This year's I Tatti Council Lecture, "A Paper World: Urbano Monte’s Global Renaissance", was given by Professor Paula Findlen (Stanford University) on April 9, 2024.
In 1587 the Milanese noble Urbano Monte completed the first draft of his map of the world. In this exciting age of exploration and great discovery that followed Columbus’s and Magellan’s expeditions, Monte was utterly unknown compared to the foremost geographers and cartographers of the day such as Mercator and Ortelius. Monte did not make maps for a living but turned his attention to global knowledge in the late sixteenth century, inspired by the arrival of the first Japanese embassy to Europe. This talk invited the audience to take a close look at Urbano Monte's mappamundi and explore how this armchair traveler envisioned his world.

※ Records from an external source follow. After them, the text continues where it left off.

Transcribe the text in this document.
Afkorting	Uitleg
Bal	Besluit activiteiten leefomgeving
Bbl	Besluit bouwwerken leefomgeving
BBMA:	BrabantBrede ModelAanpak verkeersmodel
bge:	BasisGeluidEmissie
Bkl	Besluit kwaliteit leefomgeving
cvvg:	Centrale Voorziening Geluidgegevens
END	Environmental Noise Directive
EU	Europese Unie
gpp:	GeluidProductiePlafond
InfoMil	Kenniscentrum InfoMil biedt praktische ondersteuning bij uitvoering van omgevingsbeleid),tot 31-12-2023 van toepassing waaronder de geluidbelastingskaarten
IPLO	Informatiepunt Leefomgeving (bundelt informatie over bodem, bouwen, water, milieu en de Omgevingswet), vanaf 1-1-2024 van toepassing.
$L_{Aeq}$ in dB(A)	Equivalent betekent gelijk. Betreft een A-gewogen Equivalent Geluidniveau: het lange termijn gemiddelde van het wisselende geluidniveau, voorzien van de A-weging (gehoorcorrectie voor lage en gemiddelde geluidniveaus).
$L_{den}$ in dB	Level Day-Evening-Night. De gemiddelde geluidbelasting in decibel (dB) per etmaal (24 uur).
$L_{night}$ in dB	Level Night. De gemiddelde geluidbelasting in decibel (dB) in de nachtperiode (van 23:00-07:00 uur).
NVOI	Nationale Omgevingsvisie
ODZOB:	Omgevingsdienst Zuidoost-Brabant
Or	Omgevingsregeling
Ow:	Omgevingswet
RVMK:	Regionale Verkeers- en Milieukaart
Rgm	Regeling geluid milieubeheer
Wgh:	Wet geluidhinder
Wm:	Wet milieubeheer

Paula Findlen is Ubaldo Pierotti Professor of Italian History at Stanford University. Her research and teaching focuses on the early history of science and medicine as well as an understanding of the Italian Renaissance world and its ramifications beyond the Renaissance, especially in the museum. Professor Findlen’s many publications include Possessing Nature: Museums, Collecting and Scientific Culture in Early Modern Italy (1994), Athanasius Kircher: The Last Man Who Knew Everything (2004), and Leonardo’s Library: The World of a Renaissance Reader (2019). She is currently completing a collaborative project with Giorgio Riello, Brian Brege, and Luca Molà titled Trading at the Edge of Empires: Francesco Carletti's World ca. 1600 (forthcoming in the I Tatti Research Series). A Guggenheim Fellow and Fellow of the American Academy of Arts and Sciences, Professor Findlen is the 2016 recipient of the Premio Galileo for her contributions to understanding Italian culture.